(GIN) – Literary icon Wole Soyinka, in an off-the-cuff interview, described himself as “completely revolted” by the anti-immigrant rhetoric being spouted by U.S. President Donald Trump.
Speaking to the French news agency AFP, the 82 year old playwright and poet who once fled to the U.S. after a death threat by Nigerian president Sani Abacha, said Trump “ascended the podium of power on the prejudices of others.”
“He played to a latent xenophobic streak which exists in all societies including mine,” he said bluntly. “When I see that kind of conduct… to gain power, I’m completely revolted.”
Soyinka was attending the Paris Book Fair when he sat down with the reporter, sharing uncensored remarks about the new regime.

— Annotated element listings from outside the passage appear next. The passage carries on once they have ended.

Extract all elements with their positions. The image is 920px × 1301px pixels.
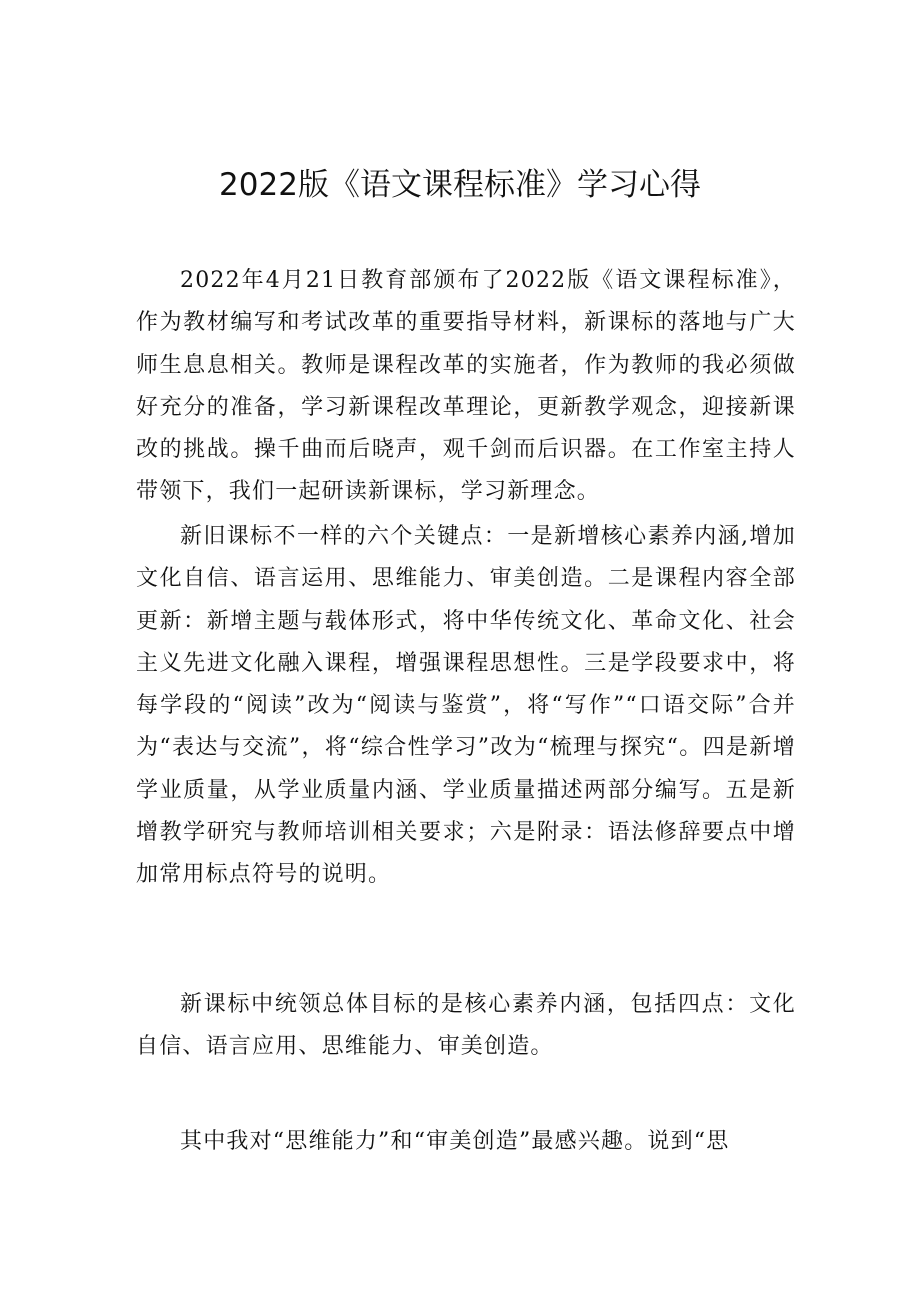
paragraph-intro: 2022年4月21日教育部颁布了2022版《语文课程标准》，作为教材编写和考试改革的重要指导材料，新课标的落地与广大师生息息相关。教师是课程改革的实施者，作为教师的我必须做好充分的准备，学习新课程改革理论，更新教学观念，迎接新课改的挑战。操千曲而后晓声，观千剑而后识器。在工作室主持人带领下，我们一起研读新课标，学习新理念。 — [136, 268, 796, 505]
document-title: 2022版《语文课程标准》学习心得 — [219, 167, 701, 203]
paragraph-interest: 其中我对“思维能力”和“审美创造”最感兴趣。说到“思 — [180, 1129, 730, 1154]
paragraph-core-literacy: 新课标中统领总体目标的是核心素养内涵，包括四点：文化自信、语言应用、思维能力、审美创造。 — [136, 992, 796, 1060]
paragraph-key-points: 新旧课标不一样的六个关键点：一是新增核心素养内涵,增加文化自信、语言运用、思维能力、审美创造。二是课程内容全部更新：新增主题与载体形式，将中华传统文化、革命文化、社会主义先进文化融入课程，增强课程思想性。三是学段要求中，将每学段的“阅读”改为“阅读与鉴赏”，将“写作”“口语交际”合并为“表达与交流”，将“综合性学习”改为“梳理与探究“。四是新增学业质量，从学业质量内涵、学业质量描述两部分编写。五是新增教学研究与教师培训相关要求；六是附录：语法修辞要点中增加常用标点符号的说明。 — [136, 524, 796, 888]
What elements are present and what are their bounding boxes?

“To me a horrible moment was to watch hundreds of thousands of people actually applauding when (Trump) uttered these sentiments” during the election campaign.
On one of the president’s more outrageous pledges, Soyinka differed strongly. “I’m against the erection of walls, especially in people’s minds,” he said, adding “I’ve never made any bones about it, whether it’s happening in Nigeria or elsewhere.”
In similar fashion, he recalled, when Nigeria faced a steep drop in oil prices in 1983, the administration at the time decided to expel “aliens” in a bid to cover up its problems. Some two million undocumented immigrants – mainly from Ghana – were given a few weeks to leave Nigeria, whose economy is driven by vast oil resources.
“There were hordes of refugees in ramshackle trucks going back to their home countries,” he recalled. Since then, the checkered jute bag used by travelers throughout west Africa is known as the “Ghana Must Go” bag, he joked.
Over the years, Mr. Soyinka has returned to the U.S. to teach at Loyola Marymount University and at Emory University. A green card holder, he claims to have made the card “inoperable”, saying he doesn’t have strong enough fingers to tear it up.
Now, Soyinka confesses, he is returning to Abeokuta, the Nigerian city where he grew up. “For me, my little hole in Abeokuta is not just home,” he confided in a reporter from The Atlantic magazine. “It’s a one-man nation. It’s the obvious place to return to.”